J'ai la passion des voyages. Cette passion, je la partage avec nombre d'autres Libanais, et j'aime à penser qu'elle me vient du fond de notre mémoire collective : nous fûmes, nous les Phéniciens, les premiers dans l'Histoire à oser braver l'immensité de la Mer Méditerranée.

Cette passion des voyages, je la retrouve chez de nombreuses autres femmes maghrébines et arabes qui vivent en France. Héritage d'une culture méditerranéenne, qui réunit des peuples épris de mer – c'est-à-dire de voyages. Héritage aussi d'une culture nomade, la culture arabe de nos ancêtres, qui fit du peuple arabe l'un des peuples les plus voyageurs du monde : du VII° au XV° siècle, les Arabes ne firent qu'entreprendre de très longs voyages, qui devaient mener à la création d'immenses empires reliant Grenade à Boukhara en passant par Marseille. Et les voyages arabes ne furent pas arrêtés par la chute de l'empire andalou : l'Afrique fut conquise par les marchands arabes, et l'Asie jusqu'en Inde, en Chine et même en Indonésie : le plus grand pays musulman du monde est dans la zone Pacifique.
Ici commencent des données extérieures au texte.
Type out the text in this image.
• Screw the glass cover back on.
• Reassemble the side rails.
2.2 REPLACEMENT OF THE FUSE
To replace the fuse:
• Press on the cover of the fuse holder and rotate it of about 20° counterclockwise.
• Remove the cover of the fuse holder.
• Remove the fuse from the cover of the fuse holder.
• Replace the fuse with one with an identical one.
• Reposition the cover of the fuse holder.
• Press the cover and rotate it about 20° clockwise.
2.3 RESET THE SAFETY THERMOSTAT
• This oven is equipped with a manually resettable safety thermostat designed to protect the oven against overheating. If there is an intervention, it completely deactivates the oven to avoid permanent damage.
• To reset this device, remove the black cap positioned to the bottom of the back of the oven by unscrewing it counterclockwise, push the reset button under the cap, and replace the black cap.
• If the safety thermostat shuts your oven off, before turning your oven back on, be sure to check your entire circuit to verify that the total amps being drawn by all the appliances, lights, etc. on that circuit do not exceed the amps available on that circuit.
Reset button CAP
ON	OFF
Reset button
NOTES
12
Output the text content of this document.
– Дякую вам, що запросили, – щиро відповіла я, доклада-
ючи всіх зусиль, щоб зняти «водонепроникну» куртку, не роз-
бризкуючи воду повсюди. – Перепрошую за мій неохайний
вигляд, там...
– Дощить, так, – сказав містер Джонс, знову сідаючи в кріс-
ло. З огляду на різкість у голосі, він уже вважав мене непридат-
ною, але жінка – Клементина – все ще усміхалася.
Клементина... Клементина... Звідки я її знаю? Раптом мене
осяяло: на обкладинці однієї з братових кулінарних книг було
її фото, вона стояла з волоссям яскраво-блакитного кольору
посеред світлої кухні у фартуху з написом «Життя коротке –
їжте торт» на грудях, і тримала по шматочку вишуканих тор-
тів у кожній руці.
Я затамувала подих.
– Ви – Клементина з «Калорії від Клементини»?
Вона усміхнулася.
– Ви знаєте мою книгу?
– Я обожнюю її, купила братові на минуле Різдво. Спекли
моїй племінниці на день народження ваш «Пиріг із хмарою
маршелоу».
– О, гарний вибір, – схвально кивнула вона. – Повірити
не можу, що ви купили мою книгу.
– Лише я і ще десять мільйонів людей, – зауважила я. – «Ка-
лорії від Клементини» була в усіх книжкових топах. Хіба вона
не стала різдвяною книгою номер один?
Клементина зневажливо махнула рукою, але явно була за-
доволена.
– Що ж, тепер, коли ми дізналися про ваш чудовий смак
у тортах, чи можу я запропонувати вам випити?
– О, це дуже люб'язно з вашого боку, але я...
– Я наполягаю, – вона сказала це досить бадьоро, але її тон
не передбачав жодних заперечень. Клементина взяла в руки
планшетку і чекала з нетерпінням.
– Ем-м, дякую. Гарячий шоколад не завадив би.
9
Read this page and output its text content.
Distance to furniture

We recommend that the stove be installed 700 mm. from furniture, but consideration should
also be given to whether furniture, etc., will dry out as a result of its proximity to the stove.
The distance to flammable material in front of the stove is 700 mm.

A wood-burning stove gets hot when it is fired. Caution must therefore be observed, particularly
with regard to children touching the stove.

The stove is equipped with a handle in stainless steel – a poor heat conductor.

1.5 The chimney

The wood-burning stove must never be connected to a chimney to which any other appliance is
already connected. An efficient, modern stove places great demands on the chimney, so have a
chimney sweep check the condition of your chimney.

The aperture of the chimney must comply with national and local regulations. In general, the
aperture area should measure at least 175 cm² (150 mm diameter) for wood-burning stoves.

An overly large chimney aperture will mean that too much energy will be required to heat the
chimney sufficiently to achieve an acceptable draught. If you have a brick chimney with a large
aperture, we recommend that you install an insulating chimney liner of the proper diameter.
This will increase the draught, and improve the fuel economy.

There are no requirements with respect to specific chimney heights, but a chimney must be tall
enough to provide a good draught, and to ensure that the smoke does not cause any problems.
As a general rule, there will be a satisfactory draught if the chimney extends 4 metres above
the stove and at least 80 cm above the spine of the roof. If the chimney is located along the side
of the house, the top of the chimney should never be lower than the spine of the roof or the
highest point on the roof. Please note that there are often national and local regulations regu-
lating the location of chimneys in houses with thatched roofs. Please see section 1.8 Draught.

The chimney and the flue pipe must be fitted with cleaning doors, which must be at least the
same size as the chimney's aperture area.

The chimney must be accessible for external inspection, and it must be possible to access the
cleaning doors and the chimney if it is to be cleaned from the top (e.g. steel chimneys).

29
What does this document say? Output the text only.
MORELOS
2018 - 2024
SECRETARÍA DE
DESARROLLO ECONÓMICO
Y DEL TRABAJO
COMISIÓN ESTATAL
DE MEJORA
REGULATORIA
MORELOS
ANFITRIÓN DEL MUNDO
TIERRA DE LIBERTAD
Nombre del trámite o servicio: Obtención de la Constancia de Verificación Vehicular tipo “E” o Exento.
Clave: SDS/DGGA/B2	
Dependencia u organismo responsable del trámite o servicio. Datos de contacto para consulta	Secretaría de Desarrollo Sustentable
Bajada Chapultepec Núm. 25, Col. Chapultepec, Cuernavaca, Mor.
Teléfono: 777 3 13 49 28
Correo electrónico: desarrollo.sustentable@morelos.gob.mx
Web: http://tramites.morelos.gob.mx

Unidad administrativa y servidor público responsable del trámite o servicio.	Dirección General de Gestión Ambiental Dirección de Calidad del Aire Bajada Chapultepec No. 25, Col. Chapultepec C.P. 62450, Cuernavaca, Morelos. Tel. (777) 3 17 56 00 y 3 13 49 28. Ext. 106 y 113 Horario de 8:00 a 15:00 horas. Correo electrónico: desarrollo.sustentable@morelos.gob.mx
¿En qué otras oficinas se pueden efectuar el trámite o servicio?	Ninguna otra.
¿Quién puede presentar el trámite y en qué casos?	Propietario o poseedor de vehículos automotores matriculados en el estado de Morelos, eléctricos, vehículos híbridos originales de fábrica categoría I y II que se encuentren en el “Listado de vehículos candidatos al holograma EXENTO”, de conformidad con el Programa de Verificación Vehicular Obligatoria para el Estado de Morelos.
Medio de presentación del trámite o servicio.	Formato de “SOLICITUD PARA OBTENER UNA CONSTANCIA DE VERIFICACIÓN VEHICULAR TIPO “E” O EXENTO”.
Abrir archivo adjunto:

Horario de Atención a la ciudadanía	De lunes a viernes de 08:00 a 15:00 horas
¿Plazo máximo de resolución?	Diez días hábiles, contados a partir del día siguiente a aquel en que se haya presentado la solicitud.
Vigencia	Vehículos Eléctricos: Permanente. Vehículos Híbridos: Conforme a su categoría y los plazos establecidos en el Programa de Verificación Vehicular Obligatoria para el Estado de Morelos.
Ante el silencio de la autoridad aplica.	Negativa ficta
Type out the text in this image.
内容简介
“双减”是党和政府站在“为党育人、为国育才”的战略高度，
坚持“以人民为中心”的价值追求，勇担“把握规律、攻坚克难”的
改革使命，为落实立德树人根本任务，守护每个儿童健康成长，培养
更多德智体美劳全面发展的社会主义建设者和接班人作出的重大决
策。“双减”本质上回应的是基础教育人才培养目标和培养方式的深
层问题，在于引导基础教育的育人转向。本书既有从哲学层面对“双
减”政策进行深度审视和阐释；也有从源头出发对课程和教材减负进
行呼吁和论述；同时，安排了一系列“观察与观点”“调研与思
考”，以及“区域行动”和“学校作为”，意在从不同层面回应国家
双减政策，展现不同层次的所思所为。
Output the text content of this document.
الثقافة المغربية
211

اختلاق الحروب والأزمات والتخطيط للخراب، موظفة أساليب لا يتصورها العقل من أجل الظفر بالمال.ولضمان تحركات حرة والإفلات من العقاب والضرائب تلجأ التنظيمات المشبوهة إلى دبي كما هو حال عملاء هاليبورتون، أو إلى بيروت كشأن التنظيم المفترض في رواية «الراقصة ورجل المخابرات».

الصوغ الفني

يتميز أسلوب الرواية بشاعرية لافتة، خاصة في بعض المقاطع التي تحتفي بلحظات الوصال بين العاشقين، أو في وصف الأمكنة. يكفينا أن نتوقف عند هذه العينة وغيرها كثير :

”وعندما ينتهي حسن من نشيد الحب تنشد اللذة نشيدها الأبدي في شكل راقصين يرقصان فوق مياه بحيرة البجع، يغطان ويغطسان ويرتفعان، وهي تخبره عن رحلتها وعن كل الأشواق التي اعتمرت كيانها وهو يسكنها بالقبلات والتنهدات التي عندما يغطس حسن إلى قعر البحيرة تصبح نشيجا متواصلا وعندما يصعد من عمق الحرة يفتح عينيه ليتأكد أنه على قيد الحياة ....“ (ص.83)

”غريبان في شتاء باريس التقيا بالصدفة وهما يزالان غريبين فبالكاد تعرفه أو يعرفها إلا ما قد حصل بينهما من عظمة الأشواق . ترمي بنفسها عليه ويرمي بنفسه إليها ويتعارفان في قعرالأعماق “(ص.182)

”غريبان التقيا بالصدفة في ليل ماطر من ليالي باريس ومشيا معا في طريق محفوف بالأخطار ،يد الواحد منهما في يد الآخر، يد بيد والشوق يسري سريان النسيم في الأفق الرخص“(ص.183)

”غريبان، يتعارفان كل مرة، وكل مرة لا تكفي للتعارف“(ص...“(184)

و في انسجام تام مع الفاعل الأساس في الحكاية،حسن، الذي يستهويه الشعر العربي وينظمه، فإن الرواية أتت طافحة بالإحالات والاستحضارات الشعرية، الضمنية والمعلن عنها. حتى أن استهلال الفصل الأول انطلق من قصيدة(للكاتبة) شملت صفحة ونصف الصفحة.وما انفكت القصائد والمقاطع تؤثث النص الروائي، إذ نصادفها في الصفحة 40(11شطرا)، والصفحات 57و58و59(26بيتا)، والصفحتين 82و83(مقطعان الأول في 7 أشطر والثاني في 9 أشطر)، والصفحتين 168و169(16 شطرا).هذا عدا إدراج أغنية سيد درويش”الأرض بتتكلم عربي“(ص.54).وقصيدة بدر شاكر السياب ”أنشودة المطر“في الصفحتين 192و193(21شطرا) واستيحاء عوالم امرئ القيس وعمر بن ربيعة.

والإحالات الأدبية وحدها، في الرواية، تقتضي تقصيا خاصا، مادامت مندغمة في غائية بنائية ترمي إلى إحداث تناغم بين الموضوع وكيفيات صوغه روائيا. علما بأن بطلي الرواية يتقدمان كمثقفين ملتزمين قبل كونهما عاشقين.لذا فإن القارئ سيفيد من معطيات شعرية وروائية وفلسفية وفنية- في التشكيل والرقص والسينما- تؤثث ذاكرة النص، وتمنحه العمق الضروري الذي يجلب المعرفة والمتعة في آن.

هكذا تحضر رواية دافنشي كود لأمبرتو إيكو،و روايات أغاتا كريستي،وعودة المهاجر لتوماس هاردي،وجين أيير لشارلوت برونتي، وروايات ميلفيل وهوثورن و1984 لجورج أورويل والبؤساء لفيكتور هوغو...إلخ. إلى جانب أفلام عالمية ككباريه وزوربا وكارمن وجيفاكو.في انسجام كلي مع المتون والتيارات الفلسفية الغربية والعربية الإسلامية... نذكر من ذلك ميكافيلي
Pour ma part, choisir l'ethnologie fut l'un des moyens de choisir le voyage comme but professionnel et centre de ma vie – même si j'ai ensuite transformé mon goût de l'enquête et du terrain en journalisme, plus monnayable sur le marché de l'emploi : avec le même réalisme avec lequel mes ancêtres vendaient ce qu'ils rapportaient de contrées lointaines, je vends mes reportages - mon but n'est pas de les vendre, mais de les réaliser. Comme si d'avoir été contrainte, enfant, à explorer, découvrir, et comprendre les codes sociaux, les rites, et les modes de vie d'une nouvelle tribu – les Français – m'avait donné les atouts pour explorer et comprendre, plus tard, d'autres sociétés. Comme si j'avais transformé cette difficulté d'avoir à m'adapter à un environnement nouveau, en atout professionnel. Ce choix d'un métier lié à l'international, aux voyages, je l'ai retrouvé chez d'autres Maghrébins et Arabes de France, qu'ils travaillent pour des compagnies aériennes, pour une entreprise multinationale, ou qu'ils fassent de l'import-export.

Cette ouverture que nous avons vers d'autres cultures, elle vient de notre bi-culturalité : comme si d'être ouverts à deux cultures nous ouvrait automatiquement les portes des autres cultures. De la même manière qu'un enfant bilingue apprend plus facilement une troisième, voire une quatrième langue. Nous sommes multi-culturels de naissance. On trouve cette même ouverture, et multi-culturalité, chez les Européens qui ont une histoire personnelle liée à un ailleurs : une enfance en expatriation en Afrique, un grand'père militaire au Maroc, une enfance au Vietnam, des parents pieds-noirs. Chez les écrivains ou voyageurs occidentaux, ce lien entre une enfance marquée par un « là-bas » et le goût de la découverte, est évident, de Cendrars à Kessel en passant par Kipling.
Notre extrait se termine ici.